Our main aim is to publish our work in high impact international journals as an excellent means of contributing to UK research competitiveness and disseminating our findings and data to the widest academic and pharmaceutical audiences. We will also disseminate our data at earlier stages prior to publication in the form of presentations of the data at invited lectures at universities and pharmaceutical companies and at national and international meetings and symposia. I am active in organising symposia and conferences both in the UK and abroad (e.g. Mitochondrial Trafficking and Function in Neuronal Health and Disease, 2012; GABAergic signalling in Health and Disease 2014) and will aim to organise a more focused symposium on vesicular trafficking in the nervous system which will allow discussion and exchange of ideas and data with others in the field.

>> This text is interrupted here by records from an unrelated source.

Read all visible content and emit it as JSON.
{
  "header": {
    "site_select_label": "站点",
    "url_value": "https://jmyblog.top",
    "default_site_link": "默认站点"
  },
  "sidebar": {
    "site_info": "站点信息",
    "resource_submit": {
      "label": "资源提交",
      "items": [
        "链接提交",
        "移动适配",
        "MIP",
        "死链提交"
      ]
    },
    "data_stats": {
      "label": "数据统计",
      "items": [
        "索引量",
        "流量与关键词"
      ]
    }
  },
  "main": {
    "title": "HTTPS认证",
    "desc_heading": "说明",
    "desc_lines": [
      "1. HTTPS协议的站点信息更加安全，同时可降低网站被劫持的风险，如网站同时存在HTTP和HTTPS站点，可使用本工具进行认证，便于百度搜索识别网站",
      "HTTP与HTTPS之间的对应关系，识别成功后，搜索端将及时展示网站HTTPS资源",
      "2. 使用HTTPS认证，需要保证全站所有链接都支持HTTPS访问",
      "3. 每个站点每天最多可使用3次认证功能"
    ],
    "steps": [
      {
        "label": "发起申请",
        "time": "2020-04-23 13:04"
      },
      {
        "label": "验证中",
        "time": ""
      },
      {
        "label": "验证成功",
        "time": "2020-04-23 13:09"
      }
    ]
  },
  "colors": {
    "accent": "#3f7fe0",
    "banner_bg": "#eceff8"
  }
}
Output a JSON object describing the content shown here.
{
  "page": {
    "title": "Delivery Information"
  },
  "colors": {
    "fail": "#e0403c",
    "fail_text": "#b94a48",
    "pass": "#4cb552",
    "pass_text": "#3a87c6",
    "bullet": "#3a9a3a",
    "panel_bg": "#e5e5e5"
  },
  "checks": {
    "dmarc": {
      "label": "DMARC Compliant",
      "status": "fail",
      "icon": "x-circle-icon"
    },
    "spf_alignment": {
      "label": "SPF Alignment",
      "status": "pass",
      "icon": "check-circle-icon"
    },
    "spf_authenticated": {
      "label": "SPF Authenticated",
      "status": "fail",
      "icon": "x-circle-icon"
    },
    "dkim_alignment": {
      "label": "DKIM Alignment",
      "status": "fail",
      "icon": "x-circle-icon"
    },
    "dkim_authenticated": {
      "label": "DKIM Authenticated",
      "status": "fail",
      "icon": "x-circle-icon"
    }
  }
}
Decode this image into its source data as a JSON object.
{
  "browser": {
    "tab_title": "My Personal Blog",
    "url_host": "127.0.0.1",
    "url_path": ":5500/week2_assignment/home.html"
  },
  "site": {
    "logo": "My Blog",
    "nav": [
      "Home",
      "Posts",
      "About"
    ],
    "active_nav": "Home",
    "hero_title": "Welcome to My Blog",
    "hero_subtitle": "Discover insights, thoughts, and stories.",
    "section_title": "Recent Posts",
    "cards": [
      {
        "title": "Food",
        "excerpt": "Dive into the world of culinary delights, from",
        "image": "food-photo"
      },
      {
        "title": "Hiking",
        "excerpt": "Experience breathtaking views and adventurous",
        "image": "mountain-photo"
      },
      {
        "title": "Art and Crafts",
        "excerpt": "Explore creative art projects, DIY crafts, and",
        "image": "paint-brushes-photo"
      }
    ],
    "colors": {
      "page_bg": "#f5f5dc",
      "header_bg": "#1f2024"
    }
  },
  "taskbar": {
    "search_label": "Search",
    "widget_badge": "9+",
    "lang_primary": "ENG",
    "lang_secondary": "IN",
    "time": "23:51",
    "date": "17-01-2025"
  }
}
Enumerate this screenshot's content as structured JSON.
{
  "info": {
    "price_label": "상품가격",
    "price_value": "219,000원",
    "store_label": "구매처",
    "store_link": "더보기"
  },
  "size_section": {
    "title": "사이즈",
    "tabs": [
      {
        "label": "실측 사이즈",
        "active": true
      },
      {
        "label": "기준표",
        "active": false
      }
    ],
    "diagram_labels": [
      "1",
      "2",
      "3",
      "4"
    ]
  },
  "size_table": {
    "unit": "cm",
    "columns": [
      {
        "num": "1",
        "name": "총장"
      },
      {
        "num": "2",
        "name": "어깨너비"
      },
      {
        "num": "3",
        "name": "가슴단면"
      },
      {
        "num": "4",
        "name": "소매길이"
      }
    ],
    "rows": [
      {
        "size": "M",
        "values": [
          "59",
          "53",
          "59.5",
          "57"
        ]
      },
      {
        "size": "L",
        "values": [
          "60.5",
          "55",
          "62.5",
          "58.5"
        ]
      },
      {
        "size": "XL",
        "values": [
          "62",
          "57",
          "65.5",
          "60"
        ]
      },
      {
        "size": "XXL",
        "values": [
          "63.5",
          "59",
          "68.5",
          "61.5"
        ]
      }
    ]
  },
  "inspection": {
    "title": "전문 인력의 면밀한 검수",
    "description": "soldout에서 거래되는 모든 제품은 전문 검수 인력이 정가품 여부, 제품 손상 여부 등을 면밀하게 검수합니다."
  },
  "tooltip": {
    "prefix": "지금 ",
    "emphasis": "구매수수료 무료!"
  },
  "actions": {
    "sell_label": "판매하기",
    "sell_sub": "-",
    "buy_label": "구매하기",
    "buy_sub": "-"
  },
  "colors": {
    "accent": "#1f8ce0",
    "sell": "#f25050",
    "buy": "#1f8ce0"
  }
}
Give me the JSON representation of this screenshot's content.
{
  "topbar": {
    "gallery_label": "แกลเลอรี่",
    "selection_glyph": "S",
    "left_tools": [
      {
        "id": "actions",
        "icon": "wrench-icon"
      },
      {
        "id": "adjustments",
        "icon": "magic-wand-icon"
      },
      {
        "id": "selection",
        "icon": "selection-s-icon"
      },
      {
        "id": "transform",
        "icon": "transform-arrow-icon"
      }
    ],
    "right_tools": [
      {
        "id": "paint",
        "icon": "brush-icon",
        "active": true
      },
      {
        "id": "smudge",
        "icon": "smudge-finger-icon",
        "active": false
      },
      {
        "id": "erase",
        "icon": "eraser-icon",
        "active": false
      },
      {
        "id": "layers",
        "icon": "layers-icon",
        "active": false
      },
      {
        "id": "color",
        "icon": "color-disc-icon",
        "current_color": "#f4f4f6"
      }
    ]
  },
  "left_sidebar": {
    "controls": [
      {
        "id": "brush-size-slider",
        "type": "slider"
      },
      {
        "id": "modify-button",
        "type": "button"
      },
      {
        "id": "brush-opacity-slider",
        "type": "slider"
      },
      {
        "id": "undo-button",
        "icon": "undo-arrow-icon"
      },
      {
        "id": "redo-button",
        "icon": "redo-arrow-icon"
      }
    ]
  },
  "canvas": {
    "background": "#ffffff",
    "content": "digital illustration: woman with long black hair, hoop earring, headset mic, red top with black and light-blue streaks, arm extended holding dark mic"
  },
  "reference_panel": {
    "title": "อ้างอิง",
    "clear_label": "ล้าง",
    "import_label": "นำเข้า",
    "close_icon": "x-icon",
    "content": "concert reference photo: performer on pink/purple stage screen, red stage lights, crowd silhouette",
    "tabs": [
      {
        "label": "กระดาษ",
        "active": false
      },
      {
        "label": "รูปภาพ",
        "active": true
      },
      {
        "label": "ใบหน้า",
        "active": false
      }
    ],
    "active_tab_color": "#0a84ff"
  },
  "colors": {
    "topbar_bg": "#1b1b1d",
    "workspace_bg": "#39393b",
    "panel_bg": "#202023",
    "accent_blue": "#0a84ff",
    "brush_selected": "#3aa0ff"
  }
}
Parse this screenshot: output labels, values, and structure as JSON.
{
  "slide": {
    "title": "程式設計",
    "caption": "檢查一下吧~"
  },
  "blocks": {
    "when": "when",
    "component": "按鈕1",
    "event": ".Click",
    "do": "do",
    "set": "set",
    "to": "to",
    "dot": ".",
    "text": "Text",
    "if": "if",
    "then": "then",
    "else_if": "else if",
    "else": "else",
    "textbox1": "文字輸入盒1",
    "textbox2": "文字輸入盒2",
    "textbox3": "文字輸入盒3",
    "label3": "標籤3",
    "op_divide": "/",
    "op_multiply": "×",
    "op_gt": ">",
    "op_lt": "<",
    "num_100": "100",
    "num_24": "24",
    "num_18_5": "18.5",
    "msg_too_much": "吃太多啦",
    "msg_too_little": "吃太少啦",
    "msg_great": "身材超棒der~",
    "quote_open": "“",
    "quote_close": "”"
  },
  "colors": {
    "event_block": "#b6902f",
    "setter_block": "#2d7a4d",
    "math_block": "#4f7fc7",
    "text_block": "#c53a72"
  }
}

We will also engage the public regarding our key findings. 'UCL Neuroscience' (www.ucl.ac.uk/neuroscience) which brings together neuroscience research at UCL has a very active public engagement policy. UCL was named one of the six 'Beacons of Public Engagement' nationwide. My lab is actively engaged in communicating with UCL Public Engagement to disseminate our research to a wider public audience. Work from my lab has been previously showcased during Brain Awareness Week and in the news sections of various research and funding websites including the MRC website and the MRC Network magazine. The lab also takes part every year in the In2ScienceUK program, which offers underprivileged students currently at high school in deprived schools the opportunity to work alongside practising scientists, giving them an insight into scientific research and development.